God’s Creativity, and Ours

What is creativity? I asked some friends the other night. There were great answers:

Thanks to my friend Asher who gave me these awesome black and white markers – enough for a BIG construction using this limited palette and recycled cardboard – just prototyping/noodling around here, but I sense an exciting liturgical arts piece coming soon… love this dreamy part of the creative process…

Doing old things in a new way.

Making something out of nothing.

Seeing possibility.

In our group, we also remembered the definition given in the book we’re working through together:

Creativity is a tool for navigating through everyday experiences to find the sacred in each God-given moment. 

In these pandemic days of early 2020, creativity is no less present or pervasive than it ever has been or will be in God’s eternity, and in the midst of fear and uncertainty, there are also joys and delights to be found in the creative invention that comes from necessitykind blessings and songs for hand washing, bold uses of social technologies to keep us connected, and emails from friends and colleagues that are extra thoughtful and intentional.
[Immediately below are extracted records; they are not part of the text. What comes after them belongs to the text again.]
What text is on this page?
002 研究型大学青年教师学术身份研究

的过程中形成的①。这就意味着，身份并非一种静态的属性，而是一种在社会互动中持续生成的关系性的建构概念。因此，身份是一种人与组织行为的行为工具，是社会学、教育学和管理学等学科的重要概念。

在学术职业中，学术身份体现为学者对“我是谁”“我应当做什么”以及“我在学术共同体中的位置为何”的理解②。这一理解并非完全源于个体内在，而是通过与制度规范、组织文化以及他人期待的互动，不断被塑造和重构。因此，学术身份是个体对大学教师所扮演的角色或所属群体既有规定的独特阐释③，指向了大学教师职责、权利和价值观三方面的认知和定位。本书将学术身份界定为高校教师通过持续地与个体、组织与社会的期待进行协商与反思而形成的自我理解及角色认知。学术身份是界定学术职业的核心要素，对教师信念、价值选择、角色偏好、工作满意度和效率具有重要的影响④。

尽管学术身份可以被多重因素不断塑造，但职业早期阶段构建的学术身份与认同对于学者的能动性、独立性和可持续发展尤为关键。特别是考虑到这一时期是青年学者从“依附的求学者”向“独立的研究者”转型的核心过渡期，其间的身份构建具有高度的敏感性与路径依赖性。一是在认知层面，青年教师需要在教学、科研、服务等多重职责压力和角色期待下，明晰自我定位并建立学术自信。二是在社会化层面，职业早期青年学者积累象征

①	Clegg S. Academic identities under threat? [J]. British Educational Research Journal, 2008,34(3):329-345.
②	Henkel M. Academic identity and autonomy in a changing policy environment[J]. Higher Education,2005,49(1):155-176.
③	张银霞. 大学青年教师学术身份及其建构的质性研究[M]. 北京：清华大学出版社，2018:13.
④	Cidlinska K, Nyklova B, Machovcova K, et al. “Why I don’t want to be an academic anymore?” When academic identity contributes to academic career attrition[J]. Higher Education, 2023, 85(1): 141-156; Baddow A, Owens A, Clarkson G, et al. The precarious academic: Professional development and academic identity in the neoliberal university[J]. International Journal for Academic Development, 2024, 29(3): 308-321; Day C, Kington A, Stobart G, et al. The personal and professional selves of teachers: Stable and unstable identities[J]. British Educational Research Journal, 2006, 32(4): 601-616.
There is even, if we can muster up enough “all is one” non-dual perspective for it, some true WONDER – dare I say, even excitement – about what’s coming next. Yes, it could be the end of the world as we know it, and that is a hard and heavy truth: we could grieve the loss of loved ones, life’s pleasures, or both… AND— as a friend said last night, with the bright light of hope in her eyes and in her prayer: God is doing new things! (These song lyrics came immediately to mind.) I delight in believing this even while it is so far beyond my dreams or understanding – a Love that big is exhilarating, in much, much more than just a kittens and rainbows way!

In our time together, my friends and I painted mandalas, and although I had not intended it, one observer saw in my abstract composition a womb. I was reminded of an amazing Ted talk that references the tomb and the womb, and then a favorite Meister Eckart quote, possibly paraphrased from his original words but now cited often to say:

What does God do all day long? God gives birth. From all eternity God lies on a maternity bed giving birth.

In these days, I put my faith in God’s eternally fertile creativity —AND— in our own, and my hope in new life ahead that is GOOD because God is with us in it. Amen and amen.